The dbUpsert package provides functions that interact with SQL databases
to “upsert” (update and/or insert) dataframe objects in R environments
to a table in a SQL database. Separately the package provides functions
to handle UPDATE
statements to tables in SQL using R dataframes. The
package is built on top of the DBI
package and uses its underlying functions to write table data and send
SQL statements to the server.
This package is ideal for data pipeline tasks, or ETL processes in R.
Currently supported RDBMS’s include:
- postgresql
- Microsoft SQL Server (with limitations)
Planned support for RDMBS’s include:
- MySQL
- Any ANSI SQL backend
The end goal is to make this package completely ANSI SQL compliant. However, in order to implement most of the error handling, this package queries data from the SQL information schema. Each RDMBS handles tracking primary keys differently, and this makes the fully ANSI SQL version difficult to accomplish. Eventually, compromises will be made, with richer feature sets for the supported RDBMS’s.

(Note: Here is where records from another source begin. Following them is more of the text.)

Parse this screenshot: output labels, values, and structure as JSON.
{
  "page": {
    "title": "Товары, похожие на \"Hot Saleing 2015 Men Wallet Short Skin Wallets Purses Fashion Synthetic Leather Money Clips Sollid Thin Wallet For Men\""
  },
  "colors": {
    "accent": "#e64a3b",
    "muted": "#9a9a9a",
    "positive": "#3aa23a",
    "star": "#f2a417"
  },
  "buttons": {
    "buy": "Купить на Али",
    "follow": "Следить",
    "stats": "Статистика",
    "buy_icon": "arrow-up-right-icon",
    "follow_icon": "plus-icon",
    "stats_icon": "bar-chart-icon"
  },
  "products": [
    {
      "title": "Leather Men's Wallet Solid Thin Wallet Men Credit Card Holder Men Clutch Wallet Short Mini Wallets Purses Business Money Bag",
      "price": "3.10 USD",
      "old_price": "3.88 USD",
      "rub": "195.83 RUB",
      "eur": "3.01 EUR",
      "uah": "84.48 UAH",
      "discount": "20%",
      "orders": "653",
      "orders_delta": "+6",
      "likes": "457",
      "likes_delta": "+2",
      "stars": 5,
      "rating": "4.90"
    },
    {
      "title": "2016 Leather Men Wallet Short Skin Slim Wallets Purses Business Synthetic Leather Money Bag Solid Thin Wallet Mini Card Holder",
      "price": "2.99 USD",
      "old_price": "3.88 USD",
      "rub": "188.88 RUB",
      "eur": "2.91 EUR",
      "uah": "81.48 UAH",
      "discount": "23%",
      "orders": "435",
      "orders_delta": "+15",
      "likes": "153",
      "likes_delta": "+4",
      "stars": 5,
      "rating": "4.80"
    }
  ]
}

Currently, this package is only available by installing from github, or
building from source. To install from github, you must first have the
devtools
package installed.
library(devtools)
install_github("timeddilation/dbUpsert")
The functions contained in this package handle the interactions with the database to get information about the target SQL table. This includes getting the columns from a table, their data types, null-ability, and which column(s) are used for the primary key.
In order to get the full functionality of this package, one must connect to the SQL database with a user account that can create tables, read and write to tables, and query the DB’s information schema.
In all cases, regardless of the RDBMS being used, the generated SQL statements that actually perform the inserts and updates are ANSI SQL standard.
The dbUpsertTable()
function allows one to insert and update data from
an R dataframe object (or any object that can be coerced as one) to a
single target table in a SQL database. There are some stipulations for
this to work, however.
- The target SQL table must have a primary key
- The target SQL table’s primary key cannot be an identity/sequence
- You must provide the primary key values to insert or update by in your table value
In addition, inserts and update are handled by column names in your R
dataframe. The names in your dataframe must be an exact match to the
column names in the SQL table. While this works in the majority of
cases, ANSI SQL permits spaces in column names, whereas R’s dataframe
does not. Although you should not have spaces in your SQL table column
names, if you do, you can use R’s data.table
library instead of base
dataframes to circumvent this.
Currently, only postgresql is fully supported, and [MS] SQL Server is partially supported. This is due to the error checking and automating the function parameters the package does prior to sending any data to the SQL database.
The functions will will display an error if any non-nullable values are missing or the column(s) for the primary key is missing. The function will warn you if you provide columns that do not exist in the target SQL table, but will perform the upsert anyways.
The dbUpdateTable()
function will try to automatically update the
target SQL table by primary key or identity unless otherwise specified.
One may specify columns manually to join by to perform the update.